Die britische Automobilindustrie kämpft mit einer harten Wahrheit: Der aktuelle Verkauf von Elektrofahrzeugen (EV) hängt stark von nicht nachhaltigen Preisnachlässen ab. Trotz eines Rekords von über 2 Millionen Neuzulassungen von Autos im Jahr 2025 – darunter fast 500.000 Elektrofahrzeuge – verlangsamt sich das Wachstum, und die Hersteller greifen zu erheblichen Preissenkungen, nur um den Regierungsauflagen nachzukommen. Diese Situation wirft Fragen über die langfristige Tragfähigkeit der aktuellen Anreize und Richtlinien für Elektrofahrzeuge auf.
Wachstum unter politischem Druck
Die Neuwagenverkäufe sind im dritten Jahr in Folge gestiegen, bleiben aber unter dem Niveau vor der Pandemie. Während der Marktanteil von Elektrofahrzeugen im Jahr 2025 23,4 % erreichte, bleibt er hinter dem Ziel von 28 % zurück, das sich die Regierung im Rahmen des Zero Emission Vehicles (ZEV)-Mandats gesetzt hat. Das ZEV-Mandat zwingt Autohersteller dazu, den Verkauf von Elektrofahrzeugen zu steigern, andernfalls drohen Strafen. Allerdings gibt es Schlupflöcher, um Bußgelder durch die Anrechnung von Emissionsminderungen oder den Kauf von Gutschriften zu vermeiden.
Die Realität sieht jedoch so aus, dass die Hersteller Elektrofahrzeuge stark rabattieren – im Jahr 2025 in Höhe von über 5 Milliarden Pfund, was einem Durchschnitt von 11.000 Pfund pro Fahrzeug entspricht. Diese Kürzungen sind nicht nachhaltig, insbesondere da das ZEV-Mandat in diesem Jahr auf 33 % verschärft wird. Branchenführer wie Mike Hawes von der Society of Motor Manufacturers and Traders (SMMT) fordern eine baldige Überprüfung des Mandats.

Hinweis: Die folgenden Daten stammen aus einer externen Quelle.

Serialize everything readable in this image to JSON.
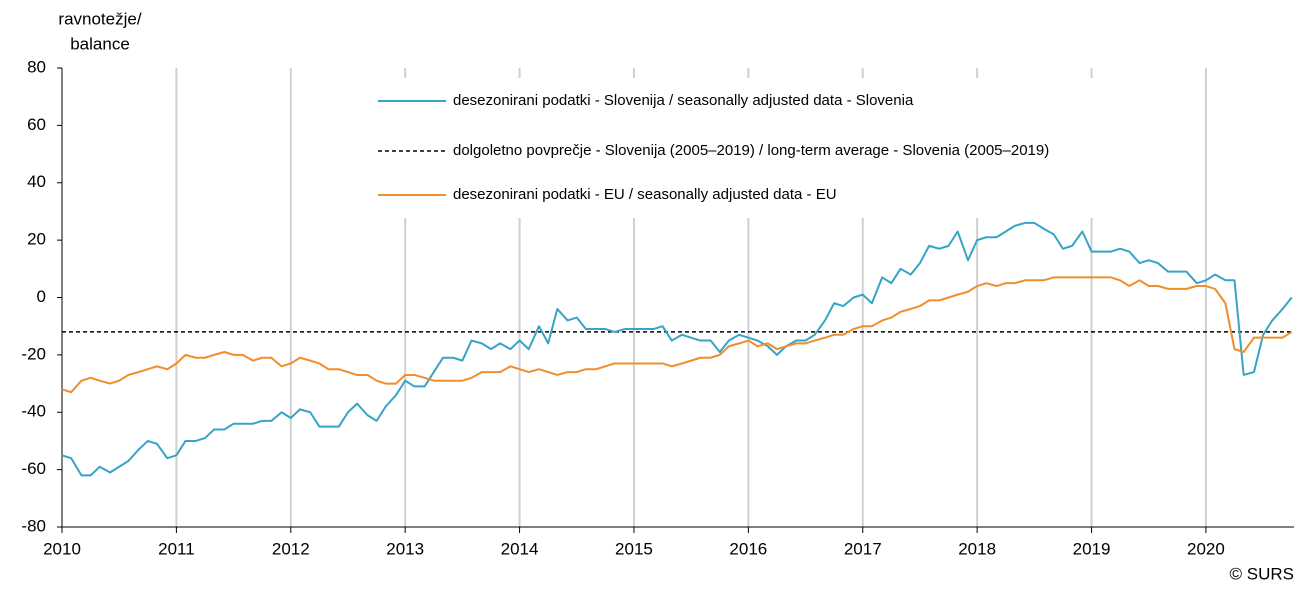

Widersprüchliche Signale und Verbraucherzögerlichkeit
Der Ansatz der Regierung ist nicht frei von Widersprüchen. Während es Anreize wie das 2-Milliarden-Pfund-Zuschussprogramm für Elektroautos bietet, ist gleichzeitig eine Steuer pro Meile auf Elektrofahrzeuge geplant, um entgangene Kraftstoffsteuereinnahmen auszugleichen. Diese Inkonsistenz führt zu Verwirrung und untergräbt das Vertrauen der Verbraucher.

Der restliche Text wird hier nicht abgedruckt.